El domingo 24 de noviembre, más de mil jóvenes se reunieron en la Catedral Nuestra Señora de Guadalupe en Ponce para celebrar la Jornada Nacional de la Juventud. Este evento, convocado por el Papa Francisco, se celebra en la Solemnidad de Cristo Rey en años en los que no se lleva a cabo la Jornada Mundial de la Juventud. La actividad se enmarcó en el contexto del Sexto Congreso Americano Misionero (CAM6).
La jornada comenzó con las palabras de bienvenida de Monseñor Tomás González, Obispo responsable de la Pastoral Juvenil, Padre Floyd Mercado, Asesor Nacional, y Ramón Torres, secretario ejecutivo. Expresaron su alegría por ver a la juventud puertorriqueña tan comprometida. El Padre Floyd ofreció una catequesis basada en el mensaje del Papa Francisco, centrada en el lema del encuentro: “Los que esperan en el Señor caminan sin cansarse” (cf. Is 40, 31). En su mensaje, el Papa explicó que la solución al cansancio no es detenerse, sino ponerse en camino como peregrinos de esperanza.
Después de la catequesis, los jóvenes de la Diócesis de Arecibo animaron a todos con la canción “Él te está llamando” de Athenas, resaltando el llamado constante de Dios. Tras la bendición de envío, los participantes comenzaron una peregrinación desde la Catedral hasta el Complejo Deportivo de la Pontificia Universidad Católica de Puerto Rico. Fue notable la reacción de las personas que observaban el paso de los jóvenes.
En el Complejo, los jóvenes fueron recibidos por un ministerio musical y otros misioneros del CAM6 que se unieron a la jornada. El Ministerio de Danza Abbanzaré de la Arquidiócesis de San Juan ofreció una presentación artística de alabanza. Luego, se realizaron entrevistas a misioneros que expresaron su gratitud por la acogida en Puerto Rico.
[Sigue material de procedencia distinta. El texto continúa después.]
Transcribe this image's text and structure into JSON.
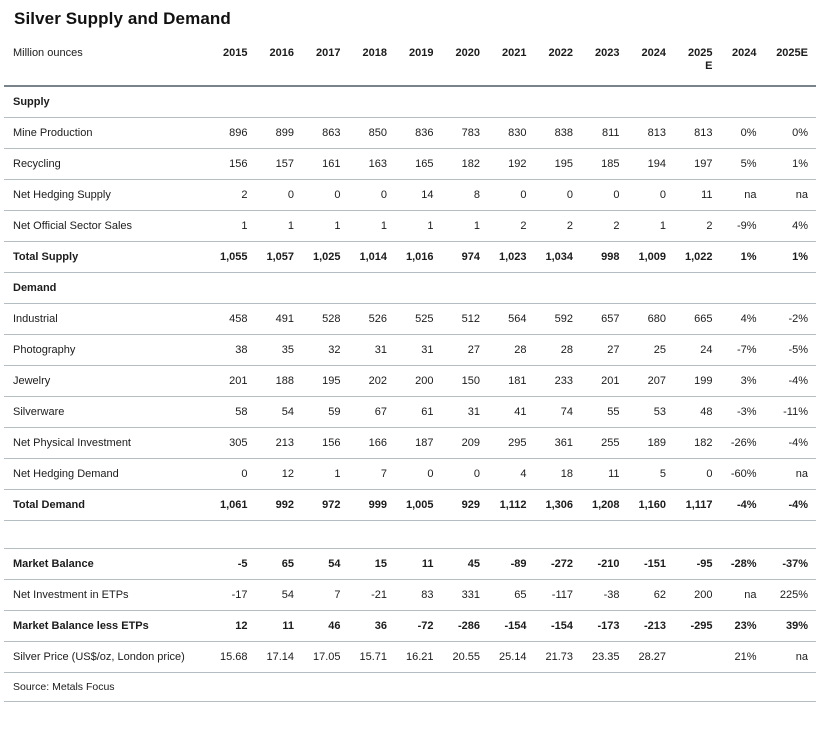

El Coro de Niños de Ponce también compartió su talento, deleitando a los presentes con canciones navideñas puertorriqueñas.
La jornada culminó con la Misa de Clausura del CAM6, donde los jóvenes compartieron su entusiasmo y fe renovada. Julianie Vázquez, una joven congresista, compartió: “Participar en la clausura del Congreso, junto con la Jornada Nacional de la Juventud, fue un signo de esperanza para la Iglesia. Esta experiencia renovó mi certeza de que la comunión en la Iglesia nace de corazones jóvenes que arden por Jesucristo.”
Fabiola Rodríguez, otra joven participante, expresó: “Me encantó la actividad, pude compartir con otros jóvenes sobre el valor de la misión. Todos estamos llamados a ser misioneros, y debemos enseñar a los demás sobre el camino del Señor.”
Para la Pastoral Juvenil, esta jornada fue una bendición al poder encontrarse como Iglesia Joven y ser testigos de Cristo, impulsados por el llamado a confiar en Dios y cumplir su misión.